Law firms are viewed as being the perfect one-stop-shop for useable information that can garner hackers leverage into bank accounts, medical records and other sensitive information. The hacker(s) reap untold benefits, leaving behind serious fallout.
Is preventing cyberattacks possible?
Fixing hacked computer systems and beefing up cybersecurity has become an industry of its own. Cybersecurity experts and other specialists respond to law firms facing cybersecurity threats, much like a rapid response team.
However, shutting down a breach is only possible if law firms are aware of what is going on. Unfortunately, many of the more sophisticated data breaches stay buried in the system while attorneys and staff remain unaware.
The biggest threat to law firm security is the ability of hackers to quickly learn how to circumvent their system. It is a cat and mouse game between hackers attempting to enter the system to steal information and law firm security keeping hackers at bay. Jon Washburn, chief information security officer at Stoel Rives LLP, says, “The sophistication and the number of attacks are getting worse.”
As technology evolves so do hackers. They seem to be able to find ways into even the most protected law firms. To stay abreast, some law firms invest into hiring in-house ethical hackers who can prevent a cyberattack before it happens rather than clean up after.
Cyberattacks attacks are getting more sophisticated
Attackers, or non-ethical hackers, are beginning to diversify their attacks by targeting law firms through its clients and vendors. This involves hacking email inboxes of known vendors, clients and personal contacts. By attacking trusted sources, hackers can send emails or use other phishing tactics to pass through a law firm’s security systems.
It is one thing for law firm staff to have security awareness training for dealing with suspicious e-mails, but if the e-mail origin is not suspicious then the firm is at heightened risk for viruses, Trojans, ransomware, fileless malware, adware, malvertising and spyware. The human element is most often the cause of a firm’s system being breached.
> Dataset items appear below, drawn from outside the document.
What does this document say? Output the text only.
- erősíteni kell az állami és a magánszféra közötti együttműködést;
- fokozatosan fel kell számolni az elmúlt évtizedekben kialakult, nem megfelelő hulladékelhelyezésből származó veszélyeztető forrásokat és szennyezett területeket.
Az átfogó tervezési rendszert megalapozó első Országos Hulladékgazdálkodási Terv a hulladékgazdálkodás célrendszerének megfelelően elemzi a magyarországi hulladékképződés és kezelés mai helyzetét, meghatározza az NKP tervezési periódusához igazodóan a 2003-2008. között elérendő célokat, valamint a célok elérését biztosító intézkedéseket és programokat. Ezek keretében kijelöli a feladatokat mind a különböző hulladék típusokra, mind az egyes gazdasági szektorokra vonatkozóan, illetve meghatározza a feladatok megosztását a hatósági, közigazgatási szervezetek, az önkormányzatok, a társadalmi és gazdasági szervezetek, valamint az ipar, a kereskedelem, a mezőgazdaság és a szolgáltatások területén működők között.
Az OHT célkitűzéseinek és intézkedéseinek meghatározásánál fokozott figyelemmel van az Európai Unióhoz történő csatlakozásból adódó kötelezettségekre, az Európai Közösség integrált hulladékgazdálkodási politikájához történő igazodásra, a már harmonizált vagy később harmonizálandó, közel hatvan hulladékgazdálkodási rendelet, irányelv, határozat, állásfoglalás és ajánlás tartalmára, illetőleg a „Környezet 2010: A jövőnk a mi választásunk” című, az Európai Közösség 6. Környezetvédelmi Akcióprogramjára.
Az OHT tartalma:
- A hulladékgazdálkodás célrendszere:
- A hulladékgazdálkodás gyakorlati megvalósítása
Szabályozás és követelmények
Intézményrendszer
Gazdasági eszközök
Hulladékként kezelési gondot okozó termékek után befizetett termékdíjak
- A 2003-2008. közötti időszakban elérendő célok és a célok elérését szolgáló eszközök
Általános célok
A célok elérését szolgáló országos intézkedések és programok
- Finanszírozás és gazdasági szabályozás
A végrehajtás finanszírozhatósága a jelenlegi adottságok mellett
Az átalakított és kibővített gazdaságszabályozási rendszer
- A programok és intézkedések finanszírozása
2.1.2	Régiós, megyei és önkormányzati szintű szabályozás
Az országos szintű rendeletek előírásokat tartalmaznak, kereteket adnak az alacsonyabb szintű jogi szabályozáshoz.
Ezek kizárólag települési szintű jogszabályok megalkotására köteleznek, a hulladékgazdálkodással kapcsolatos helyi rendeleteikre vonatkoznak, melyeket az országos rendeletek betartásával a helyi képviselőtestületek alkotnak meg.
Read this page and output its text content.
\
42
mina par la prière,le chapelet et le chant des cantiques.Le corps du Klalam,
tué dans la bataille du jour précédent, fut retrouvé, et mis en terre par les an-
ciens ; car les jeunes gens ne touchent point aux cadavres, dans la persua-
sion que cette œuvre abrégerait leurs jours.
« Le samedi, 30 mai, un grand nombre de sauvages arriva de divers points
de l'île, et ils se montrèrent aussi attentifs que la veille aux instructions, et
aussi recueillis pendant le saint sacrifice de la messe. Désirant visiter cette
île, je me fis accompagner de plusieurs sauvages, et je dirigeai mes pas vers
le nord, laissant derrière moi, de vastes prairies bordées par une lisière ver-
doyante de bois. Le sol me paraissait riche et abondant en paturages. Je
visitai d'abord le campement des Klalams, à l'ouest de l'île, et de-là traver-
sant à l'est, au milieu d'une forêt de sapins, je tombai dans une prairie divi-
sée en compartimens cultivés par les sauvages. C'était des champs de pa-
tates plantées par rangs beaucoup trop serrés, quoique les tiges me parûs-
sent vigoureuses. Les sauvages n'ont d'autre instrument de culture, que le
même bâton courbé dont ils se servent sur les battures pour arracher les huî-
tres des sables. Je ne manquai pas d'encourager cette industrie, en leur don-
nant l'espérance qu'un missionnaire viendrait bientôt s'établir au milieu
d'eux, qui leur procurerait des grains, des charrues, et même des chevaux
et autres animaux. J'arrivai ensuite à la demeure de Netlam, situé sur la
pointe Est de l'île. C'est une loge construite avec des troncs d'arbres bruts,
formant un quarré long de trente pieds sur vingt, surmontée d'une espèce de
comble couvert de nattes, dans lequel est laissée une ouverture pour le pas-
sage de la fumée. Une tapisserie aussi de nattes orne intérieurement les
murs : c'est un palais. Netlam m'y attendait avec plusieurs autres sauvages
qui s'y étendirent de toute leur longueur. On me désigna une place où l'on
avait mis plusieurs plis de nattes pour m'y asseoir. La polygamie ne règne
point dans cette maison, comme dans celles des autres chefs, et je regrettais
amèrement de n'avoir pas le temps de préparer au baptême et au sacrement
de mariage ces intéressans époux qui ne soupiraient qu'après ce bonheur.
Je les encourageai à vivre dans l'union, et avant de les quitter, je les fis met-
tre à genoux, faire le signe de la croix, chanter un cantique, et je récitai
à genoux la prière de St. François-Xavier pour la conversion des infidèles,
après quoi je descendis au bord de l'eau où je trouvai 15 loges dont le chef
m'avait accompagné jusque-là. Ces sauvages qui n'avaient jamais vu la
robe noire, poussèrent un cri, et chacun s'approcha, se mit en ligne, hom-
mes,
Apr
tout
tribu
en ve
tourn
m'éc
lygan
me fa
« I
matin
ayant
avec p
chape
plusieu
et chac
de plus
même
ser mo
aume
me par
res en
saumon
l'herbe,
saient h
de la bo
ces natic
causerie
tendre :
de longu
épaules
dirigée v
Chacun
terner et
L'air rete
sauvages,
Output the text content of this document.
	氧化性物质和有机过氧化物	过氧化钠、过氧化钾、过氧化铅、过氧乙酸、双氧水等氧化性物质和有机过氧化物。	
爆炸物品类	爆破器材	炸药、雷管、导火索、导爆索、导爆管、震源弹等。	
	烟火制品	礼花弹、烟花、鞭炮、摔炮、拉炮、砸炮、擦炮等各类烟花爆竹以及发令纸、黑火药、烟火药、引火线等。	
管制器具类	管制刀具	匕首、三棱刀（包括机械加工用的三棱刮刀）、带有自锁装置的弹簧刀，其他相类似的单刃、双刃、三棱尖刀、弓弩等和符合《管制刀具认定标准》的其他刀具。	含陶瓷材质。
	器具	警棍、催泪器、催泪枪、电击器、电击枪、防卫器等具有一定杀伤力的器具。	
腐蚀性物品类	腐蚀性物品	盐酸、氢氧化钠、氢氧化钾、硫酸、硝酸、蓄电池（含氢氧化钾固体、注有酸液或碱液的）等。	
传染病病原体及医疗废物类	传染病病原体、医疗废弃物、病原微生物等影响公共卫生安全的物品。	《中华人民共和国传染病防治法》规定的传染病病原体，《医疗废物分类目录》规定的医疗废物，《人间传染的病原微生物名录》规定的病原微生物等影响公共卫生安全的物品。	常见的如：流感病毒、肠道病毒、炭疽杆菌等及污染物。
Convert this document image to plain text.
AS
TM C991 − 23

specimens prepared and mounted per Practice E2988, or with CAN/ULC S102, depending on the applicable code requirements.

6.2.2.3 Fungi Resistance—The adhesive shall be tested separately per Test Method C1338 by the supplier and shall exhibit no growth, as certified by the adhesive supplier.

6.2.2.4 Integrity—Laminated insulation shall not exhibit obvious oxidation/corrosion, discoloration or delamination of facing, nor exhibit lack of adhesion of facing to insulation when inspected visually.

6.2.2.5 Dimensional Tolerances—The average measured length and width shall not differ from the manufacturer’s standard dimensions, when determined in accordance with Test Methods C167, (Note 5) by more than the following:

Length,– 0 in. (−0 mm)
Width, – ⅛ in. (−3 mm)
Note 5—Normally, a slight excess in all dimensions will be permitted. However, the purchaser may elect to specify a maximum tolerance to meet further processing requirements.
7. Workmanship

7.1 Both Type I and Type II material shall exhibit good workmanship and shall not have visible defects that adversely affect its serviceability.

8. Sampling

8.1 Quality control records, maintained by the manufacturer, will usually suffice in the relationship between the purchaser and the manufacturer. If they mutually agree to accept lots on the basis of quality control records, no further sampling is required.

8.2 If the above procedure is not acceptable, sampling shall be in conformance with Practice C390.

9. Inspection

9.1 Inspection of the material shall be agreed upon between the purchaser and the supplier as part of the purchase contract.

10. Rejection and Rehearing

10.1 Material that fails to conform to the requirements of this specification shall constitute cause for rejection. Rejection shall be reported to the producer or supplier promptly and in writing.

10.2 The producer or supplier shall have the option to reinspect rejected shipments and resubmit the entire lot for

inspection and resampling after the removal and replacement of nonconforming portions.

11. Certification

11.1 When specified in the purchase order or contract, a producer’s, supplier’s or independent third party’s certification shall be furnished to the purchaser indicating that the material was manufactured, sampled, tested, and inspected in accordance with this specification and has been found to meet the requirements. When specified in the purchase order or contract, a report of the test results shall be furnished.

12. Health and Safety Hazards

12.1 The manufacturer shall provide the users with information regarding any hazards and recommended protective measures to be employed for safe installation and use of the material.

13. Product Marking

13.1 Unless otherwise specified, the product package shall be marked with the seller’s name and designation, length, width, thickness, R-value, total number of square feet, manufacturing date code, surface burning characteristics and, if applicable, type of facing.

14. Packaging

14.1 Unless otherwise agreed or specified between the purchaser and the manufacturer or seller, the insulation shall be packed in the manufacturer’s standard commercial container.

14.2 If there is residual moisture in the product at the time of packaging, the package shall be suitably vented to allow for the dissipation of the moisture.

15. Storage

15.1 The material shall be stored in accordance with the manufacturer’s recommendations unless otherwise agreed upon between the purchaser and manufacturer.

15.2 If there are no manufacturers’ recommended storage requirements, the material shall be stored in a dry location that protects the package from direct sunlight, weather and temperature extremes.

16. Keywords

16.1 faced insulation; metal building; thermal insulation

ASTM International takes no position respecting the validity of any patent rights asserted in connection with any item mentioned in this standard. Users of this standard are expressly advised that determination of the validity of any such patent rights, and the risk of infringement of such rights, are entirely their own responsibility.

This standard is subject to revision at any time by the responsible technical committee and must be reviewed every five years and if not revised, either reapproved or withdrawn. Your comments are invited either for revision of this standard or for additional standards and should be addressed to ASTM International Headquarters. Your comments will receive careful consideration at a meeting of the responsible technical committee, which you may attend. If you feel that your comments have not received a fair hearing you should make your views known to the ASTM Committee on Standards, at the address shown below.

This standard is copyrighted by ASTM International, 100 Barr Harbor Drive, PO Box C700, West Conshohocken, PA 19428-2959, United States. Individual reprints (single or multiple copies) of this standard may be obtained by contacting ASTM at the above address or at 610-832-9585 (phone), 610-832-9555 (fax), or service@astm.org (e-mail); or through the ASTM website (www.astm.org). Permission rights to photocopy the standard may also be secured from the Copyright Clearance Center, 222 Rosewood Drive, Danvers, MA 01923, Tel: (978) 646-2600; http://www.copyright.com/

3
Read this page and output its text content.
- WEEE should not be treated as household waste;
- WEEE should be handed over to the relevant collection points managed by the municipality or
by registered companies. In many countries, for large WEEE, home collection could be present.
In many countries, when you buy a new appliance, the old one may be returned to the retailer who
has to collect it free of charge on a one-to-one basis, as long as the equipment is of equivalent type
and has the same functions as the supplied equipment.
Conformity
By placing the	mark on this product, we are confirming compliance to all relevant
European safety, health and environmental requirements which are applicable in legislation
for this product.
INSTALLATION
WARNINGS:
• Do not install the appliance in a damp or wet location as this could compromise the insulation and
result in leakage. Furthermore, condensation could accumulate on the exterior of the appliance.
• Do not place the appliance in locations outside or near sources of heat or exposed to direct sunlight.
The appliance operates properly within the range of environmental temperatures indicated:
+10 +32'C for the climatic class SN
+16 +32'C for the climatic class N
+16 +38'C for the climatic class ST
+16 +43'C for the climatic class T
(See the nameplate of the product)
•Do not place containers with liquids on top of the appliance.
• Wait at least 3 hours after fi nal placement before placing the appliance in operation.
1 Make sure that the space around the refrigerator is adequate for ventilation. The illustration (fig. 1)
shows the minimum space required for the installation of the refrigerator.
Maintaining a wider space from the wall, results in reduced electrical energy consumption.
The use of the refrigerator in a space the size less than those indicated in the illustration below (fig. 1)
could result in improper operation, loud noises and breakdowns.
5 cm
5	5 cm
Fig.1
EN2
While it is true that non-ethical hackers are getting smarter and more sophisticated, the same cannot always be said of law firms and their cybersecurity. The former head of the FBI’s New York cyber branch, Austin Berglas, rates law firm cybersecurity today as “middle of the road.”
Law firms need to juggle the need for quick access to data and keeping it safe and secure. Unfortunately, the need to access data quickly and easily wins over security. In other words, there is not much of a “culture of security” in law firms of any size – a term used by Frank Gillman, a Vertex Advisors consultant and former chief information security officer at Lewis Brisbois Bisgaard & Smith LLP, based in Los Angeles, California.
Hope on the horizon
According to a 2019 survey by the International Legal Technology Association (ILTA) there is “some” progress in upping cybersecurity over the last four years for big and small firms. Approximately 68 percent of law firms responding to the survey were conducting phishing tests, up from 38 percent in 2016. The survey also indicated security advances in other areas, such as the adoption of two-factor authentication for external access, which showed a significant increase from 23 percent four years ago to 72 percent currently.
Despite the increase in intentions to take cybersecurity seriously, there is a still a long way to go in the legal industry to get up to speed. The legal industry lags behind other industries that are already engaging in a "culture of security."
It is time for law firms to engage in building and upgrading their data security. And one innovative solution is employing ethical hackers to prevent cybersecurity attacks. Law firms should always do their best to stay ahead of the growing risks of cyber attacks and data breaches. Ethical hackers might be the ideal choice to do just that.